1. Different protocols were used by the involved research groups, and, more crucial, patients presenting with acute stroke were examined at different time windows.

2. Patients with insufficient insonation conditions were excluded in advance, and the percentage of stroke patients for which the technique could represent a consistent improvement remains questionable. Indeed, in cited studies [57, 58, 59], one of the inclusion criteria was a sufficient temporal acoustic window for conventional transcranial color-coded sonography.

As a last note, CEUS can be used as a follow-up strategy in stroke patients: it is a fast and repeatable bedside technique [3]. However, these potential advantages are undermined by (1) a small sample of studies; (2) non-validated comparison with the other imaging technique already in use in this particular area; and (3) the need for specific ecographic equipment.

7. Carotid plaques

Carotid atherosclerotic disease represents a major current health problem accounting for approximately 20% of all cases of cerebral ischemia. Risk stratification and patient management are traditionally based on the presence or absence of symptoms and the degree of stenosis, both of which have been found to correlate with the occurrence of stroke. US is the cornerstone of both screening and diagnostic approach of carotid disease, and introduction of CE has been providing promising results, leading to the publication of recommendation of use [28, 60]. An impressive number of works demonstrated CEUS is a feasible and effective tool to:

1. Analyze plaque morphology and characteristics [61]

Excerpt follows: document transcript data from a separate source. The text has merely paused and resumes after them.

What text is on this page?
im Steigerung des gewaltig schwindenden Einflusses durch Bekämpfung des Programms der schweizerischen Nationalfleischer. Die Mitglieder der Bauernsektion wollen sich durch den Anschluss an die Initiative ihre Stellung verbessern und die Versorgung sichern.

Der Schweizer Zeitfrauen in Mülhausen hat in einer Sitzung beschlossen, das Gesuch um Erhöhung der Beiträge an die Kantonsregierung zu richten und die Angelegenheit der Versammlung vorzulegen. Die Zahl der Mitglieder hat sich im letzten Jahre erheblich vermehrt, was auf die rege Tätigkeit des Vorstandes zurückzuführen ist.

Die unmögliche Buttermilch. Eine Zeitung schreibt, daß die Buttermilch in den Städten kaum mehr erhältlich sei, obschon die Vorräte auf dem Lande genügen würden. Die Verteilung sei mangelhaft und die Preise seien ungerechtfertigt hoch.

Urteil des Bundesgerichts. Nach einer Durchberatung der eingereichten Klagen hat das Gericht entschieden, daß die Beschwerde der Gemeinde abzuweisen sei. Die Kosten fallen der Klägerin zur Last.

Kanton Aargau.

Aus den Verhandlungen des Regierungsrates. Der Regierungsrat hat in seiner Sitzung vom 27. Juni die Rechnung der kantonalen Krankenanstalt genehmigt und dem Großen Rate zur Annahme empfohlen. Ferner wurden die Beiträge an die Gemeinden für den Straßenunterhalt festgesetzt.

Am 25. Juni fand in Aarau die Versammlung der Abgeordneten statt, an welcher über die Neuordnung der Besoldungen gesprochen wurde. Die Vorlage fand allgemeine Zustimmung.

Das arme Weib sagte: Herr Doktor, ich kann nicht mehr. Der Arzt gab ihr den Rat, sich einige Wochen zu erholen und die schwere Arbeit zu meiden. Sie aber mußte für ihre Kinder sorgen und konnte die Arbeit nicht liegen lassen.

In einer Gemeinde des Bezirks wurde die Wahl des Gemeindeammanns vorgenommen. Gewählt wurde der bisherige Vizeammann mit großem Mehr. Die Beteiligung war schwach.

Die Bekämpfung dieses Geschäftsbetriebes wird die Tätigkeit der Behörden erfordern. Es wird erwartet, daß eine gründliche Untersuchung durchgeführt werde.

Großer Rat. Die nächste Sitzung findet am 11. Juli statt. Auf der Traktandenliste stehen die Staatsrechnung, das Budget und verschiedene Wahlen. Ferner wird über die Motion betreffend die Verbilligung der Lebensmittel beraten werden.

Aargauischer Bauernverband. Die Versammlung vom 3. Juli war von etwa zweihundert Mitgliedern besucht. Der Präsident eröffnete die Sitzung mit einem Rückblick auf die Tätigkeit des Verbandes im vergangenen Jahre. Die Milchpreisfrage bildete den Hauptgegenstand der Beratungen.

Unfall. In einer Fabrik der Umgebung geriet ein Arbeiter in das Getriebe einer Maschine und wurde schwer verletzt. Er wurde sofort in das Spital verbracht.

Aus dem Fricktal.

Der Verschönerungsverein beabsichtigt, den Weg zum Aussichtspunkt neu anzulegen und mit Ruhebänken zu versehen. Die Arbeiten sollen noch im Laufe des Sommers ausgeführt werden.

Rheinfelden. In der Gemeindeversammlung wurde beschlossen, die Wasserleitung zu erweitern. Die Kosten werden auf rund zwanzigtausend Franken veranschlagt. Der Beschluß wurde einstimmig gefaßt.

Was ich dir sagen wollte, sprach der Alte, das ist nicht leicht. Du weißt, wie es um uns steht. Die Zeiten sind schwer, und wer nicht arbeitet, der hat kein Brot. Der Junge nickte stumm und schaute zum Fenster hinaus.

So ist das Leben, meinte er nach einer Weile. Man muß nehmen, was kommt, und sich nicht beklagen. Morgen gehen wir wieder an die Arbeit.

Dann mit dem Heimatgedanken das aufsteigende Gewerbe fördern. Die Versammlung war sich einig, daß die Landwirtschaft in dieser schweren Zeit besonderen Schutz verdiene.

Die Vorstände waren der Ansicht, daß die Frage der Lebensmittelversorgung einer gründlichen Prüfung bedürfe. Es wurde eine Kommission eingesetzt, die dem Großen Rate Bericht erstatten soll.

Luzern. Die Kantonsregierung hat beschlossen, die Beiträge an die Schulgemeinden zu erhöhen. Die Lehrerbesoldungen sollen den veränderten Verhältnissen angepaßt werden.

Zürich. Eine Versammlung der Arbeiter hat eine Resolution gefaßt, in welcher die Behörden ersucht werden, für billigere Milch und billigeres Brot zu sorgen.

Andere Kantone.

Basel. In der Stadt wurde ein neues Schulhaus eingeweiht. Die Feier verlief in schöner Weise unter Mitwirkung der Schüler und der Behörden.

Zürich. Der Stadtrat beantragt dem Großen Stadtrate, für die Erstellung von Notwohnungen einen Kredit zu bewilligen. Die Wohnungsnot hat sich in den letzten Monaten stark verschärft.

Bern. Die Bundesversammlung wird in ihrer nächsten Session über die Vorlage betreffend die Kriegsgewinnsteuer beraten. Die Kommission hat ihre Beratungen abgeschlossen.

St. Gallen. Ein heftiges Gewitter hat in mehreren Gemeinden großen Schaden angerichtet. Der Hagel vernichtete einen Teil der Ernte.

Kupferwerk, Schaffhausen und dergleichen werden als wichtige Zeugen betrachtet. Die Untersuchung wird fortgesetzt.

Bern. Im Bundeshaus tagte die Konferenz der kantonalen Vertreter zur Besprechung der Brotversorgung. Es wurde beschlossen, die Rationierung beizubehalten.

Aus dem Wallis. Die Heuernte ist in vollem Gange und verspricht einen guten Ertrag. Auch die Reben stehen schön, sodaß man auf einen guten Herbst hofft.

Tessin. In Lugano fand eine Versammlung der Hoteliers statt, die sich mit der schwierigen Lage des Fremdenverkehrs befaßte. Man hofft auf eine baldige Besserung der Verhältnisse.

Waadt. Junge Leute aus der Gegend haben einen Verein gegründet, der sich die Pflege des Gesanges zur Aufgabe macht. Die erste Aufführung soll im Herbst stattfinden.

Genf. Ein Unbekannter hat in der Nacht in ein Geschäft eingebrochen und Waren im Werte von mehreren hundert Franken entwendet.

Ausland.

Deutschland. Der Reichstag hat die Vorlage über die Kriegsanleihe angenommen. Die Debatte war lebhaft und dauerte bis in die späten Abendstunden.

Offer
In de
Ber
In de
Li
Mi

2. Identify vulnerable plaques and detect neovascularization [62, 63, 64, 65]

3. Perioperatively assess the procedure to be performed [66, 67, 68]

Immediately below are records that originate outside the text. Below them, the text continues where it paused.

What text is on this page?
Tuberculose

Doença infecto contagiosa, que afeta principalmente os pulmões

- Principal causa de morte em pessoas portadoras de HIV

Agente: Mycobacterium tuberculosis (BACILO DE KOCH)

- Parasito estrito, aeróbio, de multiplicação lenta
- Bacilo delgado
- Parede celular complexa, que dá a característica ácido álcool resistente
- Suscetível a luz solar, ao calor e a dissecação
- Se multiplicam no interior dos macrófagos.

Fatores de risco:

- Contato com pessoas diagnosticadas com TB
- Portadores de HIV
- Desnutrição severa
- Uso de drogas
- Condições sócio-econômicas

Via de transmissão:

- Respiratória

Moreover, a comparison and a proof of the relationship between CEUS and 3DT1-WI MRI plaque imaging were recently published [69]. However, on board with the purpose of this review, we decided to focus only on those works in which a prospective relationship between CEUS on carotid intraplaque neovascularization and ischemic stroke was analyzed. The grade of contrast enhancement was an independent risk factor for ischemic stroke or recurrent transitory ischemic attack. Therefore, the grade of CEUS contrast enhancement could become a predictive index of ischemic stroke, identifying those patients in need of an effective treatment. A potential source of bias coming from the exclusive selection of large plaques, a semiquantitative grading system, and a relatively small sample size are however important limitations associated with this finding.

8. Conclusions

CEUS has reached in recent years a wide utilization in various neurosurgical fields, mainly in neuro-oncological surgery. Despite its main limitations in being an operator-dependent technique and its shared drawbacks with US technology, it revealed itself as a promising tool: CEUS is comparable and complementary to traditional imaging techniques, allows for a serial assessment, is easily performable in different settings, and has a wide range of future applications yet to be explored.